Martin Scorsese and Fran Lebowitz are trying to remember how they met. Scorsese ventures that it was at a literary party on New York City's Upper East Side with "Goodfellas" screenwriter Nick Pileggi, but Lebowitz shoots this idea down: "That wouldn't have been me." Could it have been John Waters' 50th birthday party? She doesn't think so: "That was only, like, 25 years ago."

"We both believe it was at a party," says Lebowitz, the author and professional speaker, in a video conference with the Oscar-winning director. "Because where else would it have been?"

Few living people are more identified with New York than Lebowitz, who made her name as an Interview magazine columnist in the 1970s and has since morphed into a kind of professional Manhattanite, and Scorsese, who was raised on the Lower East Side before making films such as "Taxi Driver" that have powerfully shaped perceptions of the city in the popular imagination.
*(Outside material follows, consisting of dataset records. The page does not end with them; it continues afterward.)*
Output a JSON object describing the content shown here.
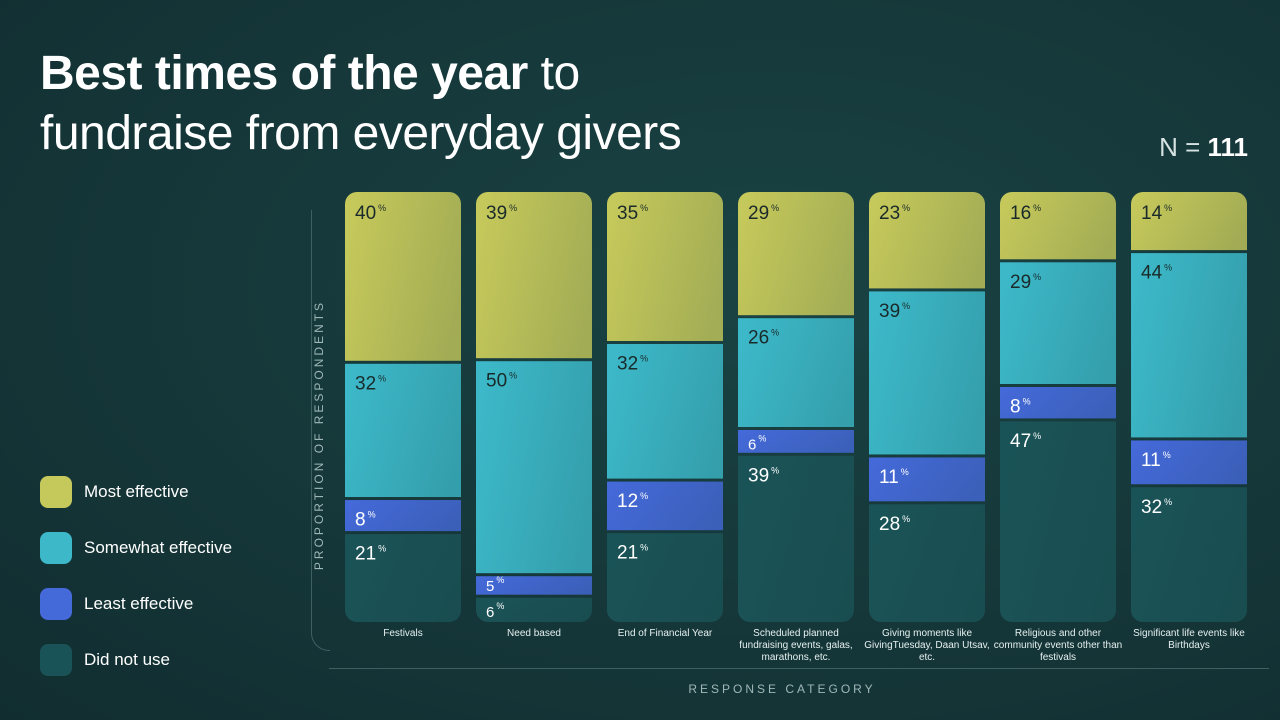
{
  "title": {
    "bold": "Best times of the year",
    "light_1": " to",
    "line2": "fundraise from everyday givers"
  },
  "n_label": {
    "prefix": "N = ",
    "value": "111"
  },
  "chart_data": {
    "type": "bar",
    "stacked": true,
    "xlabel": "RESPONSE CATEGORY",
    "ylabel": "PROPORTION OF RESPONDENTS",
    "unit": "%",
    "categories": [
      "Festivals",
      "Need based",
      "End of Financial Year",
      "Scheduled planned fundraising events, galas, marathons, etc.",
      "Giving moments like GivingTuesday, Daan Utsav, etc.",
      "Religious and other community events other than festivals",
      "Significant life events like Birthdays"
    ],
    "series": [
      {
        "name": "Most effective",
        "color": "#c5c85a",
        "label_color": "#1a2a2a",
        "values": [
          40,
          39,
          35,
          29,
          23,
          16,
          14
        ]
      },
      {
        "name": "Somewhat effective",
        "color": "#3cb8c8",
        "label_color": "#1a2a2a",
        "values": [
          32,
          50,
          32,
          26,
          39,
          29,
          44
        ]
      },
      {
        "name": "Least effective",
        "color": "#4469d8",
        "label_color": "#ffffff",
        "values": [
          8,
          5,
          12,
          6,
          11,
          8,
          11
        ]
      },
      {
        "name": "Did not use",
        "color": "#1a5357",
        "label_color": "#ffffff",
        "values": [
          21,
          6,
          21,
          39,
          28,
          47,
          32
        ]
      }
    ],
    "legend_position": "left"
  }
}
Their friendship may have murky origins, but it has been productive: In 2010, Scorsese directed "Public Speaking," an HBO documentary highlighting Lebowitz's wry commentary on urban culture. Now they have teamed up again for the Netflix series "Pretend It's a City," which premiered Friday. Each episode, loosely organized around a theme — money, transportation, health, books — features Lebowitz riffing sardonically on subjects from Leonardo DiCaprio's e-cigarettes to the #MeToo movement. Filmed before the COVID-19 pandemic hit New York City, it includes much grumbling about former Mayor Mike Bloomberg and the sanitization of places like Times Square, but it's also a poignant snapshot of the city, however flawed, before its latest crisis.

Scorsese, who directed the seven episodes, is a generous audience to Lebowitz, laughing enthusiastically at her quips in conversations filmed at the Players Club.
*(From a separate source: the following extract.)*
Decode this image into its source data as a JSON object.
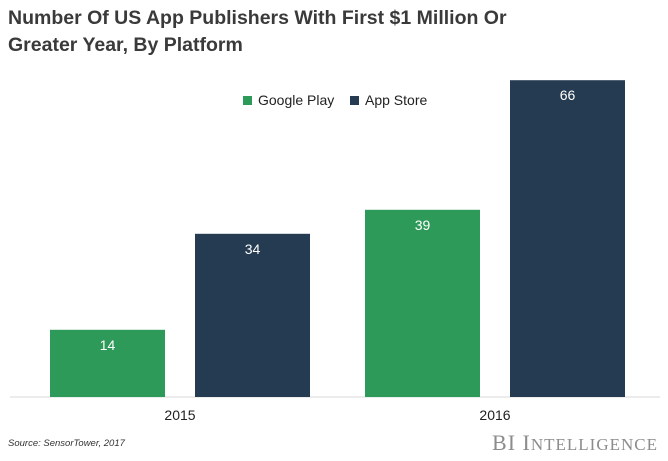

The dynamic was similar during their conversation with The Times as Scorsese, in his book-lined home office uptown, let Lebowitz, dialing in from a generic conference room at Netflix's offices downtown, take the lead.


A committed Luddite, Lebowitz doesn't have a computer, a cellphone, an internet connection or, indeed, a Netflix subscription. "I have asked many people, 'Do you have Netflix?'," says the writer, wearing one of her trademark blazers. "And it's like I'm asking them, 'Do you have electricity?'"

Before making "Pretend It's a City," Lebowitz and Scorsese agreed on two things: They wouldn't film in the summer (too hot) and they'd minimize travel out of Manhattan (too much traffic). For scenes at the panorama of New York City at the Queens Museum — a miniature replica of the city's skyline — they made a rare exception.

"This was approached as if we were going to Afghanistan," Lebowitz says.

How did you decided to make another documentary after "Public Speaking"?